Outro aspecto a salientar é a variedade de tipos e tamanhos de fontes para os textos, e o uso radical do espaço vazio como signo motivando um significante determinado. Por exemplo, bem na página 40, em que "i am not a human being" encima a página, que em seu centro e deslocada à direita tem "me permita experienciar intensidades/ e não me diga nada/ (mas faça tudo isso com palavras)", para a página seguinte vir a ser encabeçada por "beyond human" (além do humano).

Alvim tem também se notabilizado, com sua esposa e parceira Juliana Galdino, em encenar clássicos de forma fora do convencional mas extremamente respeitosa à tradição, como se deu em 2012 e continuará em 2013 a encenação de todas as obras de Ésquilo (conjunto batizado de Peep Classic Ésquilo), numa proposta que, sem pretender explicar por quê, dialoga tanto com a arte contemporânea, no caso com Malevich, como com o minimalismo não restrito à sua vertente musical. Estas últimas encenações deram à Cia Club Noir um destacado reconhecimento (na "Folha de S. Paulo") e uma notável exposição - em alguns casos com casa cheia. Eu mesmo vi quase todas as obras diversas vezes - tanto as de Ésquilo quanto as relativas às Dramáticas do Transumano -, sempre tendo a auferir algo diferente e ainda mais profundo de cada uma das encenações. Em suma, eu sou um fã confesso, o que não me deixa cego a aspectos em que, na minha muito humilde opinião, o que vejo descamba em certo exagero. Aí eu desço do bonde mesmo.

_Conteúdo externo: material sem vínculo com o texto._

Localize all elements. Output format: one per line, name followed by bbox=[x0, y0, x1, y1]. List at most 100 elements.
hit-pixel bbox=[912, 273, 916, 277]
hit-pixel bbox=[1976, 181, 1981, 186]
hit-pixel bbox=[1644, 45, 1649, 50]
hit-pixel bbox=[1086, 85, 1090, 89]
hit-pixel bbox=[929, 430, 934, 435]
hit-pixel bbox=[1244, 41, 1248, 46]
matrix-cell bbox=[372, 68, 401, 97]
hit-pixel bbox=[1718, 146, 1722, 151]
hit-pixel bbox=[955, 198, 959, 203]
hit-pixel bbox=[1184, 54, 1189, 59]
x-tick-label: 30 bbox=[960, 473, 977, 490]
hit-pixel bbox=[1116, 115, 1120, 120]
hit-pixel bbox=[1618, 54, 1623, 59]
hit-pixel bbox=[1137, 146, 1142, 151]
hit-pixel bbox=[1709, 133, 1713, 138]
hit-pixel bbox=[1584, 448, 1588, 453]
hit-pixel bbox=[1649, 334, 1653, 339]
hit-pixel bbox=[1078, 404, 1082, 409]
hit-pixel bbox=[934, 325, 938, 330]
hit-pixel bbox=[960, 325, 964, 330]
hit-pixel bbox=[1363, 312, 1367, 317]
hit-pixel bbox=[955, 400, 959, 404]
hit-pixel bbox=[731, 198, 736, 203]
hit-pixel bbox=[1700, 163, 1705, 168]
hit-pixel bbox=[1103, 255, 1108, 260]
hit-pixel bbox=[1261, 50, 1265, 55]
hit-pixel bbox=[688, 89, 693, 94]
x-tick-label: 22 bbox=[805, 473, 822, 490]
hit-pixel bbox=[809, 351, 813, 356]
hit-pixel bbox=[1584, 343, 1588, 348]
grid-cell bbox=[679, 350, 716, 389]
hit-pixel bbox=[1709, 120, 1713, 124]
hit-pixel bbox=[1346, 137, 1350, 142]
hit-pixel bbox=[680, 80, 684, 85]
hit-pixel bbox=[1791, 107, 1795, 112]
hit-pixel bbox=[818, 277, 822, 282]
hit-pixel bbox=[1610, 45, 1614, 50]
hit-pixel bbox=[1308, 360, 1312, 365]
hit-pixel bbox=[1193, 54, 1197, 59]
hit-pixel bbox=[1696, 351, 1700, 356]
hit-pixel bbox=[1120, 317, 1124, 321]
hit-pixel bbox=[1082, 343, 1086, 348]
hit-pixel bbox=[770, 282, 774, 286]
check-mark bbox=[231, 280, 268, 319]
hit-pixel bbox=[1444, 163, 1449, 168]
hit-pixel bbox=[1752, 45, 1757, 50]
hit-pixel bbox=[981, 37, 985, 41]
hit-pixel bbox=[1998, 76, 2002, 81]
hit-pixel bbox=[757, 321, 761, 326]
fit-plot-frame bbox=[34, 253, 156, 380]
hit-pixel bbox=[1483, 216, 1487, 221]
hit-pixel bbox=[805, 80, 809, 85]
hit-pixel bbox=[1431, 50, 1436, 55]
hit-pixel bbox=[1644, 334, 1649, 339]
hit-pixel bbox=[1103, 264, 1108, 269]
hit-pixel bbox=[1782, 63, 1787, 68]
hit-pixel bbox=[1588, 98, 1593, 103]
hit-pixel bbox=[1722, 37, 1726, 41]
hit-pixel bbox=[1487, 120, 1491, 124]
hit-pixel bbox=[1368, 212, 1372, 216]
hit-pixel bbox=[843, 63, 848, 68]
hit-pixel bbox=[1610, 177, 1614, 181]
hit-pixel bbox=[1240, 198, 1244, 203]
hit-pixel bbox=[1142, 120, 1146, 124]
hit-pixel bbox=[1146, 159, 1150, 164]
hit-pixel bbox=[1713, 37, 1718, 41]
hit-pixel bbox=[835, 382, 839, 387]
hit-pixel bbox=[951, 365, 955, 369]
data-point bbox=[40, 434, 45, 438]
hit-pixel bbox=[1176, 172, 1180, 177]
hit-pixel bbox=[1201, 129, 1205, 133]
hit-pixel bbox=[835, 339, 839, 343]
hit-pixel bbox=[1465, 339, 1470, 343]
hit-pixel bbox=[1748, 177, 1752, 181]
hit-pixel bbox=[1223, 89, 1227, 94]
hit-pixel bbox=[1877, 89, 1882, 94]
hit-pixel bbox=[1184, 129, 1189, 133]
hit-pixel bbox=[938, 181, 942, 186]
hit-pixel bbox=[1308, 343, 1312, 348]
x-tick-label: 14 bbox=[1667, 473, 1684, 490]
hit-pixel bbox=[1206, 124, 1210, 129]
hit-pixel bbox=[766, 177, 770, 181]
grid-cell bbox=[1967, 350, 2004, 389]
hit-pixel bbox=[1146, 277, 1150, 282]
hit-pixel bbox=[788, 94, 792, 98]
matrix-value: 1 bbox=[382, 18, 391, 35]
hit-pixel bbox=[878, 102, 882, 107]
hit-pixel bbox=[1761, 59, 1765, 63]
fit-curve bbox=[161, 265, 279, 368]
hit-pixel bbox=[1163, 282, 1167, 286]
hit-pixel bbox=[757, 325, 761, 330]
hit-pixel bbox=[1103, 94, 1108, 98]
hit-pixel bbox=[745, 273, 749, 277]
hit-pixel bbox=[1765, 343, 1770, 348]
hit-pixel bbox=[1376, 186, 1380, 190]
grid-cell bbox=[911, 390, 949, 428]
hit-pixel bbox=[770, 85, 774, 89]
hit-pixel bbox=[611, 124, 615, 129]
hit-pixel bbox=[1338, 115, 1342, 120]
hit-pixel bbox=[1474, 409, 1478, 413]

Se você trabalha ou curte o teatro com seriedade e busca dialogar com quem dialoga seriamente com a tradição e com as pistas dadas pelos mais destacados artistas do passado e do presente em busca de um "novo" que salte aos olhos e que realmente faça alguma diferença tanto para o espectador comum quanto para o especialista, considero realmente obrigatório adquirir "Dramáticas do Transumano" (livro que possui vários outros escritos e mais a peça Pinokio, do próprio Alvim). Pois o fato é que se pode até discordar radicalmente dos horizontes que o diretor carioca radicado desde 2006 em São Paulo pretende descortinar para aquilo que sempre teimosamente ousa vislumbrar aqui e acolá em obras nacionais e estrangeiras, mas é temeroso não se abrir para discutir, que seja introspectivamente, essa notável tentativa de entender de onde viemos e para onde vamos - referindo-me especificamente ao teatro (embora possa-se também ir além).